Washington state considers ending interest on medical debt
Published in News & Features
OLYMPIA, Wash. — As lawmakers pursue bills to zero in on affordability issues gripping households across the state, a Democratic measure in the Legislature seeks to curb the financial strain of medical expenses by proposing to eliminate interest charges on new and unpaid medical debt incurred in Washington.
Senate Bill 5993, sponsored by state Sen. Emily Alvarado, D-West Seattle, and several other Senate Democrats, received its first public hearing Monday in the Senate Law and Justice Committee.
“Addressing interest on medical debt is a key way that we can help families address the cost of living and increase access to health care,” Alvarado told The Seattle Times.
The proposal comes as states across the country reassess how medical debt affects household finances, credit access and economic stability. If the bill passes this session, Washington would join other states, like Maine and Delaware, that prohibit any interest on medical debt.
Washington passed legislation in 2019 to cap medical debt interest at 9%. Alvarado noted that other states like New Jersey, North Dakota and Virginia have recently dialed back their rates to between 1% and 3%.
Several testified in favor of the proposal Monday.
Kris Shook, a Tacoma resident and business owner, told the committee he never imagined he'd be diagnosed with two types of stage 4 cancer at the same time and said medical debt was the last thing on his mind as he fought for his life. But because he could not pay off the debt he accrued during treatment quickly enough — and because it was incurred before the 2019 interest change, the debt was sold to a firm that charged him 12% interest on top of the hundreds of thousands of dollars he already owed. He said later he was threatened with lawsuits, wage garnishment and court action.
“This is one example of how medical debt spirals out of control and can devastate individuals and families,” Shook said.
One of Shook's cancers is incurable, meaning he will require medical care for the rest of his life. On top of paying for a health care plan, he remains on the hook for past medical debts that continue to accrue interest. Thirteen years after his diagnosis, he told lawmakers he is still dealing with the financial fallout.
Consumer and legal advocacy groups like the Northwest Consumer Law Center, the Northwest Justice Project and AARP also testified in support and urged lawmakers to pass the measure, while opponents warned of potential consequences for providers and the health care system.

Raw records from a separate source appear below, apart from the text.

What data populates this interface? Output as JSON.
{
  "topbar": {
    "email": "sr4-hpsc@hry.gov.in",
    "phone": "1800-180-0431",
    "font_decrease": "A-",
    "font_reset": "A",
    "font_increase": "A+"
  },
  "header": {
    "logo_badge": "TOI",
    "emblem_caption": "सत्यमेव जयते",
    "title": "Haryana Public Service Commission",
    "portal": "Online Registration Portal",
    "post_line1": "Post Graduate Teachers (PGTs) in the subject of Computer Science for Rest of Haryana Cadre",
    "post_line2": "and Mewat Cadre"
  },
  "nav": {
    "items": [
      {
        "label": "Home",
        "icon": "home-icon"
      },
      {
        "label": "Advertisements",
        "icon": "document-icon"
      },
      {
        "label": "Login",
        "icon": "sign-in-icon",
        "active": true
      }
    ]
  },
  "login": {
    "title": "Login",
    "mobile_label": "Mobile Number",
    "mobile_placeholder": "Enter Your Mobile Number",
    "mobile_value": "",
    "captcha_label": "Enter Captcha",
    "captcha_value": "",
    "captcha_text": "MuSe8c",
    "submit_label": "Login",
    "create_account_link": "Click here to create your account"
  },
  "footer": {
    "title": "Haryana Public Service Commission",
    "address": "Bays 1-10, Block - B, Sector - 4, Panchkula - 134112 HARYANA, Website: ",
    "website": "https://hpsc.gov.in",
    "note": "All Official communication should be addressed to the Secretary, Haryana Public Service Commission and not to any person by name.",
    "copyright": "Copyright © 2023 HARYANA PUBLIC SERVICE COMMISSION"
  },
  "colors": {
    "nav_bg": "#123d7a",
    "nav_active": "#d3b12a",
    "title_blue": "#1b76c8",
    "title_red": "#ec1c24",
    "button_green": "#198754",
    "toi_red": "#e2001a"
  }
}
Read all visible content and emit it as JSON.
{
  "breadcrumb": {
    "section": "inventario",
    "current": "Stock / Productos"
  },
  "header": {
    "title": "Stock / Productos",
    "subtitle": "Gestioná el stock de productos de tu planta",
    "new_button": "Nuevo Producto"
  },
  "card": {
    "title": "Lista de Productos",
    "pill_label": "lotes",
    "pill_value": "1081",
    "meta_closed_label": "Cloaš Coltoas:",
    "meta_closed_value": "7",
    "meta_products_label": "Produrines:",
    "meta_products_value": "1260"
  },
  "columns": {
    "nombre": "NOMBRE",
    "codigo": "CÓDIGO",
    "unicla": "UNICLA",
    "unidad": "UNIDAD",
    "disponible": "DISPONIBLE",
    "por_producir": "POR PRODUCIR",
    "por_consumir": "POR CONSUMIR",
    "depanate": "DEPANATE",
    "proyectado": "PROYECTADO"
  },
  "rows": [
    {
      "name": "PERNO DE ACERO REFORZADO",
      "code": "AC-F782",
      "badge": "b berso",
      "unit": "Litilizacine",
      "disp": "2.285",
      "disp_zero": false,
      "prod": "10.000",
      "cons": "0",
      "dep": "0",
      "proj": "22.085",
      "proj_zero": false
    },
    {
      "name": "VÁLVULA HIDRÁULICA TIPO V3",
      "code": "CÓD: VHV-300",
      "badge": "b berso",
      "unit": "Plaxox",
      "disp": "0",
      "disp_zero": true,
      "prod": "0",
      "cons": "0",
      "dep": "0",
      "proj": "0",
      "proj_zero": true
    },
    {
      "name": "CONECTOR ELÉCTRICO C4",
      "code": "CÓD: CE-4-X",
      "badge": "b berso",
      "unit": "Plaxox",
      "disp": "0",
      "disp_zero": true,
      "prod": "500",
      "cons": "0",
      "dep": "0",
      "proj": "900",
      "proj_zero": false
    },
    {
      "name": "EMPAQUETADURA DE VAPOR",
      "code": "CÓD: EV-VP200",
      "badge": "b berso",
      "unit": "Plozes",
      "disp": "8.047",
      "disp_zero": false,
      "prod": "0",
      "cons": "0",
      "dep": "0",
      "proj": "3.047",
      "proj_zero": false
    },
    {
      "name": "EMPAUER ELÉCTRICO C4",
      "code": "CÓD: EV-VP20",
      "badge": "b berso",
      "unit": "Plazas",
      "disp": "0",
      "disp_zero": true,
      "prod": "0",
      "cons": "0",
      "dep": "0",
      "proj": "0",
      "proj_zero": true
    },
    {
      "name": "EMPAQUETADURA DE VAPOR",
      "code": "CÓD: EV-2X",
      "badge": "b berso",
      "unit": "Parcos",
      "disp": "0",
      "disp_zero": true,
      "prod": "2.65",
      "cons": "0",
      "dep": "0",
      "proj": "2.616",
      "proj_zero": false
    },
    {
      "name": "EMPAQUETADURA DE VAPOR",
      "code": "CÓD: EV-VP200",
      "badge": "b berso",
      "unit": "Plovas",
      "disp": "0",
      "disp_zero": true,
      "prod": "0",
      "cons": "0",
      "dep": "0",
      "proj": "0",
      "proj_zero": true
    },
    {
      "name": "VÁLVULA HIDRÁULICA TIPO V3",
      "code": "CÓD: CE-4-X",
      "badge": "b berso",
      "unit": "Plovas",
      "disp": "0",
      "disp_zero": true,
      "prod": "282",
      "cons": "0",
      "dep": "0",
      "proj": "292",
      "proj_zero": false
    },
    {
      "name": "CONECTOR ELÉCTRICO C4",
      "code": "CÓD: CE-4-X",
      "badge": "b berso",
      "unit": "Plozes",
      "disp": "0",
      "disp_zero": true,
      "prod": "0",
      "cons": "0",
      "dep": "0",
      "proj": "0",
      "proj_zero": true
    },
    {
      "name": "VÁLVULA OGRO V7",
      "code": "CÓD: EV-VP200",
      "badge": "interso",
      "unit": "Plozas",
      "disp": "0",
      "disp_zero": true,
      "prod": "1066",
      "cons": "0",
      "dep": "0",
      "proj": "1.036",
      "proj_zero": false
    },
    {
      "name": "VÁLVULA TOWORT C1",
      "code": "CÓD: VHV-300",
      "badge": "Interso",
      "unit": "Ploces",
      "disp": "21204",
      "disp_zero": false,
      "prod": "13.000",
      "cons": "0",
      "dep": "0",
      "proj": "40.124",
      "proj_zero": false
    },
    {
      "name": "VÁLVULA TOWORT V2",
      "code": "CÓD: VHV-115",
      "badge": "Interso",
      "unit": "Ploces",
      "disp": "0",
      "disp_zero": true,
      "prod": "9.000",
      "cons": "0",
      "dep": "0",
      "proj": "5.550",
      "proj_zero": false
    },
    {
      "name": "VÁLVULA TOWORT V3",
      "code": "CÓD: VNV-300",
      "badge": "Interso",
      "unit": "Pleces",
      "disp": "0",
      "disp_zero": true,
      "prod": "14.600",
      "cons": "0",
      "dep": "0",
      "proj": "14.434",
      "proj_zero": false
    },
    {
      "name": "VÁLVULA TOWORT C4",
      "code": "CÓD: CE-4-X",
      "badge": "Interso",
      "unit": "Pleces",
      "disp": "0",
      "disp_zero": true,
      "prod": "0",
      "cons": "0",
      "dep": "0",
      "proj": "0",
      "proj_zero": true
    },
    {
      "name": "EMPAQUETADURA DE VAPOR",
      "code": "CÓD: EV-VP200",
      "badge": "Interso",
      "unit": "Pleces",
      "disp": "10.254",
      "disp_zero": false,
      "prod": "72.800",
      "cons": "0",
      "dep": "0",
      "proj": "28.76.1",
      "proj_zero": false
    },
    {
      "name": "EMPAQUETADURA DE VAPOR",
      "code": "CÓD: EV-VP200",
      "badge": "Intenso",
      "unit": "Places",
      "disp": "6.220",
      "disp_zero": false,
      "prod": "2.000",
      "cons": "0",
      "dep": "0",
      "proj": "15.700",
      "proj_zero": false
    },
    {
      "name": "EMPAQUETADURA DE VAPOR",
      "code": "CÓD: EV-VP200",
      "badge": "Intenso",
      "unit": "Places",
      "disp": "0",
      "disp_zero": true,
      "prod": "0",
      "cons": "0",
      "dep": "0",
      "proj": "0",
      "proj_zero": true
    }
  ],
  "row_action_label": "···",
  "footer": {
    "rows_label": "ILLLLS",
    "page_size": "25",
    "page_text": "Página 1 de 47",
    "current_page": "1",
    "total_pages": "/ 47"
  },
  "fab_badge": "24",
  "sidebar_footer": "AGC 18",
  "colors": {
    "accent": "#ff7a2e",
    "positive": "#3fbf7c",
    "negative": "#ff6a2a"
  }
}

Last year, Washington lawmakers passed legislation that prohibits credit reporting agencies from reporting medical debt on credit scores. A similar rule enacted nationally by former President Joe Biden was rolled back after President Donald Trump took office.
Lisa Thatcher with the Washington State Hospital Association said that law made medical debt “void and unenforceable.” Thatcher said the organization opposes the proposed legislation because small rural hospitals are more financially vulnerable and “the interest on medical debt is important.” Medical debt, she said, is like a loan for those who can’t pay at the moment for services rendered, and “allows people to pay smaller amounts over a longer period of time.”
“If you take that away, there might be some unintended consequences,” she said. “You have to realize that there is debt out there, and when money is not paid, there is an impact to those providers that have provided those services.”
Other medical groups like the Washington State Medical Association, the Washington State Dental Association and the Northwest Collectors Association testified against the proposal.
During testimony, they warned that eliminating interest could “socialize” the cost and lead to higher rates for others. Alvarado pushed back, saying families are willing to pay for care they’ve received, but “charging high interest rates on the cost of that care makes it harder for many families to pay.”
“I don't think there is compelling evidence to show that having a high interest rate increases the likelihood that someone is going to pay,” she said.
The proposal is scheduled for a possible vote Thursday. If passed and signed by the governor, the law would go into effect 90 days after the legislative session ends on March 12.